Ma la moda è arte? Si direbbe di sì ammirando quegli straordinari abiti trattati come sculture che quasi galleggiano nelle sale della Venaria Reale (Torino). Belli, bellissimi, nulla hanno da invidiare alle opere e agli arredi della secentesca Reggia. Eppure si respira un senso di morte; ovvero, quando una qualsiasi disciplina entra nel museo si verifica quell’effetto che la sottrae dal presente e dalla vita. Studiando i vestiti come quadri e arredi andiamo a mummificarne l’effetto di rapida consumazione cui sono sottoposti nel presente. Tutto è ormai parte della storia e l’energia rapidamente svanisce.
Moda in Italia. 150 anni di eleganza è la penultima tappa (fino all’8 gennaio 2012, poi toccherà al genio di Leonardo da Vinci) del lungo viaggio che Torino ha dedicato al secolo e mezzo di unità in tricolore. Giusto scegliere la moda in quanto specifico forte del fare italico, partendo dall’abito lussuoso della Contessa di Castiglione fino al caos delle passerelle e del sistema-fashion introdotto negli anni ’80 e ancora in sella, tra una crisi e l’altra. Una rassegna che non mancherà di attrarre il pubblico, densa di curiosità e di chicche, ben corredata da un apparato multimedia di film, musica, riproduzioni fotografiche, sensazioni olfattive in un allestimento complesso e articolato ideato da Michele De Lucchi.
Le mostre, in realtà, sarebbero due, l’una incastonata nell’altra, la prima storicistica e accademica, curata da Gabriella Pescucci, scenografa, costumista e premio Oscar con L’età dell’innocenza di Martin Scorsese, la seconda vitalistica e affastellata in un’unica sala, concepita da Franca Sozzani, opinion leader della moda italiana dalle colonne di Vogue.
Viaggiando nel tempo, dal 1861 al terzo millennio, si colgono innanzitutto i profondi mutamenti della società attraverso i cambiamenti dell’abito e, subito dopo, si vede come si è trasformato, anche morfologicamente, il corpo della donna (al 90 per cento si tratta di vesti femminili, forse qualcosa in più sulla vanità maschile andava detto). Se Feuerbach diceva «l’uomo è ciò che mangia», qui si precisa «la donna è ciò che indossa», pur nella clamorosa rinuncia all’accessorio - borse, scarpe, gioielli, acconciature - che ogni vera femmina stigmatizzerebbe, perché senza orpelli anche lo splendido vestito da ballo di Claudia Cardinale nel Gattopardo di Luchino Visconti appare persino spoglio.

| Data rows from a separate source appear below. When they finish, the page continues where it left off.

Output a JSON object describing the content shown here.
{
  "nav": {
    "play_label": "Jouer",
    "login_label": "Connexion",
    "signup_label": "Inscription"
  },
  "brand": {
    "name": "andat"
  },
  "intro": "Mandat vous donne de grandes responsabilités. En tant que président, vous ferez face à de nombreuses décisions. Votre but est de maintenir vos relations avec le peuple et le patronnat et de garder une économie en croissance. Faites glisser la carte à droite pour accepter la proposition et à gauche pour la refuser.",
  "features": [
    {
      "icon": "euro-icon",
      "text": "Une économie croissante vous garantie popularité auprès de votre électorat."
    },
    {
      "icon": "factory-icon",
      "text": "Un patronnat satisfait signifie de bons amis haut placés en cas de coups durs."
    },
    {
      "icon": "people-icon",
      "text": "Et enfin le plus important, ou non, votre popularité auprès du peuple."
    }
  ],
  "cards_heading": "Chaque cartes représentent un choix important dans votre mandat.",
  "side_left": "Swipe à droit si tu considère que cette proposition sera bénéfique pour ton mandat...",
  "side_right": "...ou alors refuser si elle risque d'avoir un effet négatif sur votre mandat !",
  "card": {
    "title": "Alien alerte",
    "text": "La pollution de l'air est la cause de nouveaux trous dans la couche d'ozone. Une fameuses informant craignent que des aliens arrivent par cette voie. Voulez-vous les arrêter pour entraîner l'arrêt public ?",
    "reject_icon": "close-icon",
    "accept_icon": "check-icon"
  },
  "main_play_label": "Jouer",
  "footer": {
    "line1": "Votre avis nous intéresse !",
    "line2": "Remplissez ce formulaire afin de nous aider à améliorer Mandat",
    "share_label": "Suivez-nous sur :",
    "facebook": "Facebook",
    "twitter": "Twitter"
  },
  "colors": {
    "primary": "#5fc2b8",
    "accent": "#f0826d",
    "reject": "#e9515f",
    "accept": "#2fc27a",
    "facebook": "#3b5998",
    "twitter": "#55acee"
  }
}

L’andamento della prima parte è dunque cronologico (e filologico) con diversi picchi qualitativi, molti dei quali provenienti dalla Fondazione Tirelli Trappetti. Primo passaggio cruciale, quando la donna scopre la città, è la Belle Époque, si apparecchia per le feste da ballo e per sedurre con le stoffe oltre che con lo sguardo, come in una tela di Boldini. Poco dopo imparerà a guidare l’auto e avrà bisogno di sentirsi più comoda, meno ingessata. Tra i capolavori del primo ’900, un capo indossato da Lina Cavalieri, attrice e soprano, la donna più bella del mondo secondo D’Annunzio, che di lì a poco comparirà sul proscenio, unico dandy in un’epoca di imminente tragedia, Vate assoluto di un eterno femmineo che gli riconosciamo a gloria imperitura.
Dopo la breve rivoluzione futurista (i gilet di Depero e Balla, la tuta aerodinamica di Thayaht), si piomba nell’autarchia fascista che nella vita quotidiana impone rigore a quelle donne lavoratrici che devono sostituire il maschio partito in guerra. Eppure quell’abito da sera nero decorato con svastiche avrebbe suscitato l’invidia di contemporanei trasgressivi come McQueen e Richmond. Con gli anni ’50, in prossimità del boom economico, nasce la sartoria italiana di Gattinoni, Schubert, Pucci, Sorelle Fontana, non ancora vero e proprio sistema come il francese (sono in molti però ad ispirarsi al nude look di Pierre Cardin, segno che il vestito non serve per coprire ma per esaltare la bellezza), eppure fondato su altissima qualità e manodopera di straordinaria abilità. Se ne accorge soprattutto il cinema, da Fellini a Visconti, che contribuisce alla fortuna del made in Italy. Poi verranno il Pop, la minigonna, il prêt-à-porter e finalmente la modernità.
Dalla visione museografica si transita infine alla cinica e glamourosa temperatura della moda di oggi. Come detto, Franca Sozzani risolve tutto in una sala, trasformata in una passarella dove sfilano decine di capi, questi sì corredati di accessori, e altrettanti in attesa nel backstage.